- Jovens da periferia entram no mercado de trabalho sob pressão de renda baixa, com quase 70% vivendo em famílias com até dois salários mínimos.
- Apesar de desejarem carreira formal, mais de 75% dos jovens preferem estabilidade, mas muitos acabam no informal ou em atividades por aplicativo pela falta de opções.
- O informal é visto como saída emergencial para cobrir despesas imediatas, não refletindo necessariamente propósito profissional.
- A busca por segurança leva a associar a formalização a benefícios, enquanto há alta rotatividade nas empresas e apenas 35% oferecem programas de desenvolvimento.

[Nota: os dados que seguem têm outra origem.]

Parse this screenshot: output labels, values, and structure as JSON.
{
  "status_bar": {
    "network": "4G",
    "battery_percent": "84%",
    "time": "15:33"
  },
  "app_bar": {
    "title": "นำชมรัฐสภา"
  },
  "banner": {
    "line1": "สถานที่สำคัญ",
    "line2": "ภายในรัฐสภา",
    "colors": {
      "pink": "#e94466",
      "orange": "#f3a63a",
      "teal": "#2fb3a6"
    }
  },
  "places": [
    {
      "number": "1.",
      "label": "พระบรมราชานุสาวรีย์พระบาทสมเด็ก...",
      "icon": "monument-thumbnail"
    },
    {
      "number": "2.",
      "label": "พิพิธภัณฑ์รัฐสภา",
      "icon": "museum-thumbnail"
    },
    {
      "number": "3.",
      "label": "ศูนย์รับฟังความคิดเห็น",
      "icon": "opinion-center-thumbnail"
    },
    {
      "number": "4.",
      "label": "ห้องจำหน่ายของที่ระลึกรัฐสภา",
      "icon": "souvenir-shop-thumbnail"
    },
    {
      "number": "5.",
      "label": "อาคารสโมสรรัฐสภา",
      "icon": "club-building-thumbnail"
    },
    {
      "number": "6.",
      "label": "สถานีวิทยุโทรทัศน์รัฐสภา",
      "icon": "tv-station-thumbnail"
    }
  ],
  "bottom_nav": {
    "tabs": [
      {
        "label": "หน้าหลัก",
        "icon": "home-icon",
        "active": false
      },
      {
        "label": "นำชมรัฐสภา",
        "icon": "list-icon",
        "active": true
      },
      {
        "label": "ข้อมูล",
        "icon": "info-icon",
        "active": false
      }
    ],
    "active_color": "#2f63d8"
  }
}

- O empreendedorismo entre jovens cresce, com 4,9 milhões de pessoas entre 18 e 29 anos comandando negócios próprios, embora haja trajetórias por vocação e por necessidade.
Os jovens da periferia brasileira entram no mercado de trabalho sob pressão de renda baixa e necessidade de sustento imediato. Dados do PROA indicam que quase 70% vivem em famílias com renda de até dois salários mínimos, muitas vezes repartida entre várias pessoas, reduzindo a renda per capita.
Diante desse quadro, entrar no trabalho deixa de ser escolha para se tornar urgência. A prioridade é garantir renda estável, mesmo que incerta, enquanto buscam previsibilidade para planejar estudo, moradia e saúde.
Deivyd Barros, fundador da Investeens, aponta que essa realidade exige políticas de inclusão mais amplas, com um cansaço acumulado entre jovens que vivem sob pressão constante e desejam oportunidades reais.
Informal por falta de opção
Dados do PROA mostram que mais de 75% dos jovens preferem carreira formal, com estabilidade e oportunidades de crescimento. Mesmo assim, muitos acabam na informalidade ou em atividades por aplicativo pela ausência de alternativas no curto prazo.
Segundo Barros, esse movimento não reflete propósito, funcionando como saída emergencial para cobrir despesas imediatas enquanto portas formais permanecem fechadas. A busca por segurança persiste, mesmo diante da flexibilidade do trabalho informal.
Jovens associam formalização à segurança
A percepção de estabilidade é comum entre jovens da periferia. A informalidade é vista como complemento de renda, mas gera receio quanto à previsibilidade de ganhos, benefícios e proteção social.
Barros relata que, em escolas e comunidades, há uma vontade clara de planejar educação, moradia e saúde com base em uma renda estável. O PROA também aponta alta rotatividade nas empresas, com apenas 35% oferecendo programas estruturados de desenvolvimento.
Jovens empreendem mais por necessidade
O empreendedorismo jovem cresce, mas no recorte periférico há diferenças relevantes. O Sebrae informa que 4,9 milhões de pessoas entre 18 e 29 anos comandam negócios próprios, representando 16% dos empreendedores do país.
Barros ressalta trajetórias distintas: parte dos jovens empreende por vocação; outra parcela abre negócios por não encontrar emprego formal. Misturar esses contextos pode mascarar precarização.
Desenvolvimento e permanência
O PROA aponta dificuldade das empresas em reter jovens, ainda que haja expectativa de permanência média de até três anos. A falta de capacitação e caminhos claros de crescimento aparecem como principais entraves.
Para Barros, a permanência depende de ambientes que valorizem trajetória e potencial. Quando há possibilidade de evolução e reconhecimento, a relação com o trabalho tende a se ampliar.